At the risk of seeming to be fractious in the eyes of some:
Not by just training people in the use of a mangement system standard, no matter how appropriate and logically correct (in a management context) that standard is!
Once emerging risk is recognized, management process and system can be invoked but prior to its recognition, it is about inductive and/or deductive cognition.
It’s not just about system, it’s also about culture and culture is not so much changed as its strengths are leveraged in novel ways to create new shared and successful learnings that are over time embedded in the unconscious tacit because they are successful. Then and only then does a “cultural imperative” become embedded.
The Road Map.
A carefully designed, integrated, planned and implemented “Change Management” program is required to embed a cultural imperative, one that both recognizes and utilizes the latent power and authority of an organization’s culture. It should start with identification of the organization’s tacit assumptions in respect of risk and be developed and implemented in a way that leverages the strengths of the culture – its past successes.
There is no one “Road Map“, there are many each reflecting the culture of the organization for which it has been developed.

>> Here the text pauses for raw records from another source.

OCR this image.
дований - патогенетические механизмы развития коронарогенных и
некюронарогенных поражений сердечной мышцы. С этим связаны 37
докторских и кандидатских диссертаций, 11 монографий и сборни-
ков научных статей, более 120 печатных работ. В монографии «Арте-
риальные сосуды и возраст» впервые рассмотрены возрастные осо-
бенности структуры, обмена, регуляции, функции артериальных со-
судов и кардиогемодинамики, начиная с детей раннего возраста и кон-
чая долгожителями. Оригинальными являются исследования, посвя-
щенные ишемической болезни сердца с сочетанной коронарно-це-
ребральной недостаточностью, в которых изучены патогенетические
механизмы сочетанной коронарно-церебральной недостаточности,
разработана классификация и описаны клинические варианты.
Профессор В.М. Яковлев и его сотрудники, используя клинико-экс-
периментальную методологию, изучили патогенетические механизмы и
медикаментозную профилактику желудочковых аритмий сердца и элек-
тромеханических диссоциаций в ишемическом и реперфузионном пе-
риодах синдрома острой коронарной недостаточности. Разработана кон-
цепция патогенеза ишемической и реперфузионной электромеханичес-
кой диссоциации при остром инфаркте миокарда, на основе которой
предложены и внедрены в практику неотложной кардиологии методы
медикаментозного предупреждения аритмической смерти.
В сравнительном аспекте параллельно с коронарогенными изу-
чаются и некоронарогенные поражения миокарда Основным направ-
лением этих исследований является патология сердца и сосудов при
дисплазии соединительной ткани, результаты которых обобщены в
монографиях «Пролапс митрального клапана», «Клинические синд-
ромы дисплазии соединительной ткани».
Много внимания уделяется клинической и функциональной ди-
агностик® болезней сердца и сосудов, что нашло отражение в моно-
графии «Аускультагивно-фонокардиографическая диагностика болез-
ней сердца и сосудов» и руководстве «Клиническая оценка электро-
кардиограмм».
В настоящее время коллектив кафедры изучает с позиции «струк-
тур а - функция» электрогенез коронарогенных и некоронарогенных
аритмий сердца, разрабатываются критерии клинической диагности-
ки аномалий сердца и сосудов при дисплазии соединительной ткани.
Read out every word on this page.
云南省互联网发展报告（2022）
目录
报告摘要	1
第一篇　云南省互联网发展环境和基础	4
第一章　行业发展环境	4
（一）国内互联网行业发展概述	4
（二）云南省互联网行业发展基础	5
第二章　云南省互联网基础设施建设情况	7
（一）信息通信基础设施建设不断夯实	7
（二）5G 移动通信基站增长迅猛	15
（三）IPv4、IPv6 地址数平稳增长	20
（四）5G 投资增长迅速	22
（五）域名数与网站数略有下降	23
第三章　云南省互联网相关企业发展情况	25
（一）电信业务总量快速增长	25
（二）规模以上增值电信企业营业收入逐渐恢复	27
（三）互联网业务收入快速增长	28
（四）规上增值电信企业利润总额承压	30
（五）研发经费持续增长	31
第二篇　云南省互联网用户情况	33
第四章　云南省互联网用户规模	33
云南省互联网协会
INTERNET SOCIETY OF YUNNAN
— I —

The challenge is not technical – it’s not simply a matter of creating a policy or adopting a management system standard, rather it is an adaptive challenge, one that requires a change in mindset both collectively and individually. Failing to understand this, that its an adaptive and not a technical challenge, whilst not necessarily dooming a change initiative, does increase the likelihood of it being amongst the 70% that fail.
1/ Ernst & Young (2008), Navigating the crisis – A survey of the world’s largest banks.